Daniel 3:18

Nos preguntamos qué fue lo que dio a estos tres hombres el poder de resistir la voluntad de este gran monarca, este representante del mundo y su grandeza, de resistir pasiva pero inamoviblemente la fuerza abrumadora de los números y mantenerse firmes, aunque ellos estábamos solos en medio de un mundo reunido. Y la respuesta es obvia. Simplemente, sintieron la importancia de la verdad de la que fueron testigos.

Entonces, aquí está la lección que nos enseña la escena. Es la lección que nos hemos impuesto el deber de testificar de la verdad; y que para poder dar testimonio de la verdad, debemos tener una percepción interna del valor de la verdad de la que se ha de testificar. Y así como a los cristianos se les impone el oficio de testificar de la verdad, también se les coloca en un mundo que prueba ese oficio con severidad, se opone a las grandes tentaciones y ejerce una influencia abrumadora contra el cumplimiento de ese deber.

La escena que se describe en el Libro de Daniel es de hecho simbólica. Nos presenta en forma de figura el vasto conjunto de poderes e influencias de este mundo que se alinean en oposición a la verdad y a favor de la supresión.

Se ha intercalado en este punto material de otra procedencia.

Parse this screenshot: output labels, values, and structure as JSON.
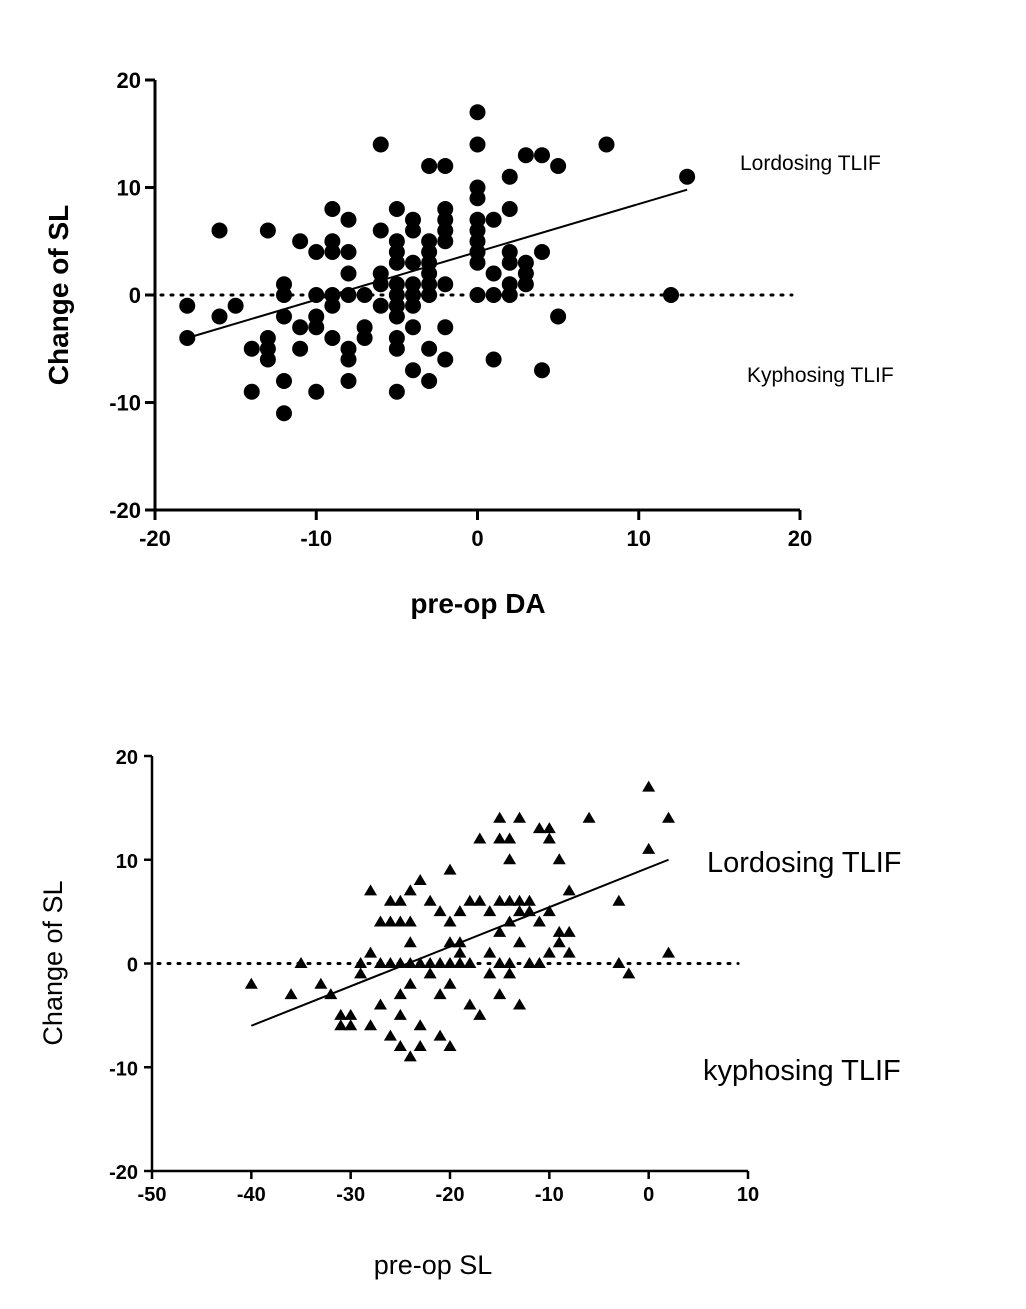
{
  "chart_data": [
    {
      "type": "scatter",
      "xlabel": "pre-op DA",
      "ylabel": "Change of SL",
      "xlim": [
        -20,
        20
      ],
      "ylim": [
        -20,
        20
      ],
      "xticks": [
        -20,
        -10,
        0,
        10,
        20
      ],
      "yticks": [
        -20,
        -10,
        0,
        10,
        20
      ],
      "marker": "circle",
      "annotations": [
        "Lordosing TLIF",
        "Kyphosing TLIF"
      ],
      "reference_line_y": 0,
      "regression_line": [
        [
          -18,
          -4
        ],
        [
          13,
          9.8
        ]
      ],
      "points": [
        [
          -18,
          -1
        ],
        [
          -18,
          -4
        ],
        [
          -16,
          6
        ],
        [
          -16,
          -2
        ],
        [
          -15,
          -1
        ],
        [
          -14,
          -5
        ],
        [
          -14,
          -9
        ],
        [
          -13,
          6
        ],
        [
          -13,
          -4
        ],
        [
          -13,
          -5
        ],
        [
          -13,
          -6
        ],
        [
          -12,
          1
        ],
        [
          -12,
          0
        ],
        [
          -12,
          -2
        ],
        [
          -12,
          -8
        ],
        [
          -12,
          -11
        ],
        [
          -11,
          5
        ],
        [
          -11,
          -3
        ],
        [
          -11,
          -5
        ],
        [
          -10,
          4
        ],
        [
          -10,
          0
        ],
        [
          -10,
          -2
        ],
        [
          -10,
          -3
        ],
        [
          -10,
          -9
        ],
        [
          -9,
          8
        ],
        [
          -9,
          5
        ],
        [
          -9,
          4
        ],
        [
          -9,
          0
        ],
        [
          -9,
          -1
        ],
        [
          -9,
          -4
        ],
        [
          -8,
          7
        ],
        [
          -8,
          4
        ],
        [
          -8,
          2
        ],
        [
          -8,
          0
        ],
        [
          -8,
          -5
        ],
        [
          -8,
          -6
        ],
        [
          -8,
          -8
        ],
        [
          -7,
          0
        ],
        [
          -7,
          -3
        ],
        [
          -7,
          -4
        ],
        [
          -6,
          14
        ],
        [
          -6,
          6
        ],
        [
          -6,
          2
        ],
        [
          -6,
          1
        ],
        [
          -6,
          -1
        ],
        [
          -5,
          8
        ],
        [
          -5,
          5
        ],
        [
          -5,
          4
        ],
        [
          -5,
          3
        ],
        [
          -5,
          1
        ],
        [
          -5,
          0
        ],
        [
          -5,
          -1
        ],
        [
          -5,
          -2
        ],
        [
          -5,
          -4
        ],
        [
          -5,
          -5
        ],
        [
          -5,
          -9
        ],
        [
          -4,
          7
        ],
        [
          -4,
          6
        ],
        [
          -4,
          3
        ],
        [
          -4,
          1
        ],
        [
          -4,
          0
        ],
        [
          -4,
          -1
        ],
        [
          -4,
          -3
        ],
        [
          -4,
          -7
        ],
        [
          -3,
          12
        ],
        [
          -3,
          5
        ],
        [
          -3,
          4
        ],
        [
          -3,
          3
        ],
        [
          -3,
          2
        ],
        [
          -3,
          1
        ],
        [
          -3,
          0
        ],
        [
          -3,
          -5
        ],
        [
          -3,
          -8
        ],
        [
          -2,
          12
        ],
        [
          -2,
          8
        ],
        [
          -2,
          7
        ],
        [
          -2,
          6
        ],
        [
          -2,
          5
        ],
        [
          -2,
          1
        ],
        [
          -2,
          -3
        ],
        [
          -2,
          -6
        ],
        [
          0,
          17
        ],
        [
          0,
          14
        ],
        [
          0,
          10
        ],
        [
          0,
          9
        ],
        [
          0,
          7
        ],
        [
          0,
          6
        ],
        [
          0,
          5
        ],
        [
          0,
          4
        ],
        [
          0,
          3
        ],
        [
          0,
          0
        ],
        [
          1,
          7
        ],
        [
          1,
          2
        ],
        [
          1,
          0
        ],
        [
          1,
          -6
        ],
        [
          2,
          11
        ],
        [
          2,
          8
        ],
        [
          2,
          4
        ],
        [
          2,
          3
        ],
        [
          2,
          1
        ],
        [
          2,
          0
        ],
        [
          3,
          13
        ],
        [
          3,
          3
        ],
        [
          3,
          2
        ],
        [
          3,
          1
        ],
        [
          4,
          13
        ],
        [
          4,
          4
        ],
        [
          4,
          -7
        ],
        [
          5,
          12
        ],
        [
          5,
          -2
        ],
        [
          8,
          14
        ],
        [
          12,
          0
        ],
        [
          13,
          11
        ]
      ]
    },
    {
      "type": "scatter",
      "xlabel": "pre-op SL",
      "ylabel": "Change of SL",
      "xlim": [
        -50,
        10
      ],
      "ylim": [
        -20,
        20
      ],
      "xticks": [
        -50,
        -40,
        -30,
        -20,
        -10,
        0,
        10
      ],
      "yticks": [
        -20,
        -10,
        0,
        10,
        20
      ],
      "marker": "triangle",
      "annotations": [
        "Lordosing TLIF",
        "kyphosing TLIF"
      ],
      "reference_line_y": 0,
      "regression_line": [
        [
          -40,
          -6
        ],
        [
          2,
          10
        ]
      ],
      "points": [
        [
          -40,
          -2
        ],
        [
          -36,
          -3
        ],
        [
          -35,
          0
        ],
        [
          -33,
          -2
        ],
        [
          -32,
          -3
        ],
        [
          -31,
          -5
        ],
        [
          -31,
          -6
        ],
        [
          -30,
          -5
        ],
        [
          -30,
          -6
        ],
        [
          -29,
          -1
        ],
        [
          -29,
          0
        ],
        [
          -28,
          7
        ],
        [
          -28,
          -6
        ],
        [
          -28,
          1
        ],
        [
          -27,
          4
        ],
        [
          -27,
          -4
        ],
        [
          -27,
          0
        ],
        [
          -26,
          6
        ],
        [
          -26,
          4
        ],
        [
          -26,
          0
        ],
        [
          -26,
          -7
        ],
        [
          -25,
          6
        ],
        [
          -25,
          4
        ],
        [
          -25,
          0
        ],
        [
          -25,
          -3
        ],
        [
          -25,
          -5
        ],
        [
          -25,
          -8
        ],
        [
          -24,
          7
        ],
        [
          -24,
          4
        ],
        [
          -24,
          2
        ],
        [
          -24,
          0
        ],
        [
          -24,
          -2
        ],
        [
          -24,
          -9
        ],
        [
          -23,
          8
        ],
        [
          -23,
          0
        ],
        [
          -23,
          -6
        ],
        [
          -23,
          -8
        ],
        [
          -22,
          6
        ],
        [
          -22,
          0
        ],
        [
          -22,
          -1
        ],
        [
          -21,
          5
        ],
        [
          -21,
          0
        ],
        [
          -21,
          -3
        ],
        [
          -21,
          -7
        ],
        [
          -20,
          9
        ],
        [
          -20,
          4
        ],
        [
          -20,
          2
        ],
        [
          -20,
          0
        ],
        [
          -20,
          -2
        ],
        [
          -20,
          -8
        ],
        [
          -19,
          5
        ],
        [
          -19,
          2
        ],
        [
          -19,
          1
        ],
        [
          -19,
          0
        ],
        [
          -18,
          6
        ],
        [
          -18,
          0
        ],
        [
          -18,
          -4
        ],
        [
          -17,
          6
        ],
        [
          -17,
          12
        ],
        [
          -17,
          -5
        ],
        [
          -16,
          5
        ],
        [
          -16,
          1
        ],
        [
          -16,
          -1
        ],
        [
          -15,
          14
        ],
        [
          -15,
          12
        ],
        [
          -15,
          6
        ],
        [
          -15,
          3
        ],
        [
          -15,
          0
        ],
        [
          -15,
          -3
        ],
        [
          -14,
          12
        ],
        [
          -14,
          10
        ],
        [
          -14,
          6
        ],
        [
          -14,
          4
        ],
        [
          -14,
          0
        ],
        [
          -14,
          -1
        ],
        [
          -13,
          14
        ],
        [
          -13,
          6
        ],
        [
          -13,
          5
        ],
        [
          -13,
          2
        ],
        [
          -13,
          -4
        ],
        [
          -12,
          6
        ],
        [
          -12,
          5
        ],
        [
          -12,
          0
        ],
        [
          -11,
          13
        ],
        [
          -11,
          4
        ],
        [
          -11,
          0
        ],
        [
          -10,
          13
        ],
        [
          -10,
          12
        ],
        [
          -10,
          5
        ],
        [
          -10,
          1
        ],
        [
          -9,
          10
        ],
        [
          -9,
          3
        ],
        [
          -9,
          2
        ],
        [
          -8,
          7
        ],
        [
          -8,
          3
        ],
        [
          -8,
          1
        ],
        [
          -6,
          14
        ],
        [
          -3,
          6
        ],
        [
          -3,
          0
        ],
        [
          -2,
          -1
        ],
        [
          0,
          17
        ],
        [
          0,
          11
        ],
        [
          2,
          14
        ],
        [
          2,
          1
        ]
      ]
    }
  ]
}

II. El oficio de testigo de la verdad divina, rechazado como está por la generalidad, como si fuera algo más de lo que podría esperarse, de los hombres, es tanto un privilegio como un deber, y trae, si se ejecuta fielmente, grandes recompensas. a quienes lo ejecutan. La fe que da testimonio de la verdad tiene un sentido de victoria. Sale mejor en el concurso. Fue así en la ocasión que hemos estado considerando y, como he dicho, esta escena es simbólica.

La recompensa evangélica por la obediencia es la manifestación de la presencia Divina dentro de nosotros, el despertar del alma al conocimiento de Dios y a tal sentido del valor supremo de Su aprobación y consuelo en Él como testigo y juez de nuestra corazón, como enmienda por cualquier pérdida que podamos sufrir.

JB Mozley, Sermones parroquiales y ocasionales, pág. 82.

Referencia: Daniel 3:18 . J. Keble, Sermones para los domingos después de la Trinidad, Parte II., P. 251.